The dining room is full at 5:45 p.m., with patrons elbow to elbow at the bar. The word bustling comes to mind, a feeling not easily achieved with the constraints of the restaurant’s former layout. Now, every corner of the room feels alive, brimming people chatting and sipping cocktails.
The menu is shorter, and yes, more approachable than the original, with deviled eggs ($12), the French onion souplette ($14), and the Paris Baguette ($19), described simply as a ham and cheese sandwich. For the final version of the maitake mushroom ($19), Joyce ditched the ranch idea and decided on an allium aioli and a potion bottle of malt vinegar on the side.
There’s an option to use a cocktail card to choose your own libation adventure ($24). Miniature martinis the restaurant calls “mar-tinys” and “snack-quiris” are listed for $14.

The French souplettes are a joy to eat, with croutons you dunk into a soup crowded with melted cheese and sweet onions. The chicken liver mousse comes in a petite glass ramekin with a tart cherry aspic lining the top. The burger is an upgraded version of the one Beran served at the bar, with black pepper-crusted grilled onions and a bone marrow aioli. The bun is now made at the restaurant, a cross between a brioche and a potato roll.
At 2 a.m. the previous morning, Hsing rebuilt the website and added the words “French is fun” to the homepage. The mantra also shows up on the new receipts.
By the time the evening ends, Beran and Joyce have changed the construction of the souplette, filling them to order. The maitake mushroom is no longer dredged in flour. Instead, it’s battered like tempura and cut into two pieces. More surface area of crunch. More to dip.

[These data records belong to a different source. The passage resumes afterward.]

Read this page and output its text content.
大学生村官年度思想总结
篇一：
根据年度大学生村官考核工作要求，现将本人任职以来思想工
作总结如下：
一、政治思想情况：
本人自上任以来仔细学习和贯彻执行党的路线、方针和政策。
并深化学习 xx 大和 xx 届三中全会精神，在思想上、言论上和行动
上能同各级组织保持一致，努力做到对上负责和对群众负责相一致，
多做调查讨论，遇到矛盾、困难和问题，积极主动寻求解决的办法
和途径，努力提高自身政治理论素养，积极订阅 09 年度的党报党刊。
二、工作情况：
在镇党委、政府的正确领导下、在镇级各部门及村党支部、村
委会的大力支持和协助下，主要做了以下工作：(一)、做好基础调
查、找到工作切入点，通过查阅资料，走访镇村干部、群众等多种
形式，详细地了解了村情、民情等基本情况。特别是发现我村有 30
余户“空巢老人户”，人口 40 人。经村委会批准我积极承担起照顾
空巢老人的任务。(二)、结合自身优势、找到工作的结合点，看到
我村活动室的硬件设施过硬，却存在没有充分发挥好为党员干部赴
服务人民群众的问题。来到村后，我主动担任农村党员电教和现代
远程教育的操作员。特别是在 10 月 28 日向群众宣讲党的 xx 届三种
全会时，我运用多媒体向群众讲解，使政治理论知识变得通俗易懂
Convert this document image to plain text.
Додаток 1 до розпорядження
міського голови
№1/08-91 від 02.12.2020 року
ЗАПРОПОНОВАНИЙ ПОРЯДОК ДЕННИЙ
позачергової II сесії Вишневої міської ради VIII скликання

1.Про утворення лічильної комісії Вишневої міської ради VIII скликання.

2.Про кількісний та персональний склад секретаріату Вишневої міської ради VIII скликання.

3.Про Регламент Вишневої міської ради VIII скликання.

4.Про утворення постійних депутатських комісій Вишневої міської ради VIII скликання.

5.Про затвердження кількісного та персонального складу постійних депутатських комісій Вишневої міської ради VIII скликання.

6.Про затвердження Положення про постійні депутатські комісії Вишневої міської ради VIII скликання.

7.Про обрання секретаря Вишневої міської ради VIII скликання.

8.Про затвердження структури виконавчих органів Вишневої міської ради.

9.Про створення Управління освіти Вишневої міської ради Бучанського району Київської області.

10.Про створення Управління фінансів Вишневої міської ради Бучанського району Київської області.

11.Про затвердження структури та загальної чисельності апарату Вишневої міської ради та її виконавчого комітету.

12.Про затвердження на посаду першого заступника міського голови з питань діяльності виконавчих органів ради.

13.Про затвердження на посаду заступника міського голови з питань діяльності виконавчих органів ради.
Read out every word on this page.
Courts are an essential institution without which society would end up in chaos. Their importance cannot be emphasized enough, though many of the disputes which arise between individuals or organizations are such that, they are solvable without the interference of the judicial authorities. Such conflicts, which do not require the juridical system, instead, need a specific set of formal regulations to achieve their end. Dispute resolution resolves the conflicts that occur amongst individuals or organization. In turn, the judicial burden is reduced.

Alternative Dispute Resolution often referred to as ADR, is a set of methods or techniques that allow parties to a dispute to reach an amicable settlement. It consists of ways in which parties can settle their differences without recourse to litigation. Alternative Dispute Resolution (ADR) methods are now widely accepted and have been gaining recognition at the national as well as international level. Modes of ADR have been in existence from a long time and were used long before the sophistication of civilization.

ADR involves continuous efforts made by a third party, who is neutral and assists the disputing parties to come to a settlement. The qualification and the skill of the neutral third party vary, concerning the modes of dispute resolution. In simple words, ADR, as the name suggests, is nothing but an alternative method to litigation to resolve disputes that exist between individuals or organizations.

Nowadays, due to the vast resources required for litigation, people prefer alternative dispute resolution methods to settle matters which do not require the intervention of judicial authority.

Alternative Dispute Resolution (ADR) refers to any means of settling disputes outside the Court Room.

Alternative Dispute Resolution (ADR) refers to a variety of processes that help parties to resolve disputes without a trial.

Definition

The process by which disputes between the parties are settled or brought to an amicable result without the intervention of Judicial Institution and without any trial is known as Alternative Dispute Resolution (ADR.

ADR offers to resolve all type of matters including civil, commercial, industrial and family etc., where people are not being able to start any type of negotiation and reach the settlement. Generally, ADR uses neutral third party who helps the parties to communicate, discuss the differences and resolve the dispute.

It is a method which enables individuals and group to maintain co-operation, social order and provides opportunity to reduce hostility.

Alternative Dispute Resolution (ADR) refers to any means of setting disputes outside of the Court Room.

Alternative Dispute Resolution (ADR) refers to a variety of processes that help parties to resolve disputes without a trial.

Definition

The tweaks, shifts and slight alternations will continue through Thursday, tonight, when the restaurant officially reopens to the public.
Until the moment the staff yells “Doors” in unison and welcomes the first customers to the new, casual Pasjoli. With a new facade, new art on the walls and an entirely new menu, it’s the Pasjoli you remember, with a little less fuss, and if Beran is successful, a lot more fun.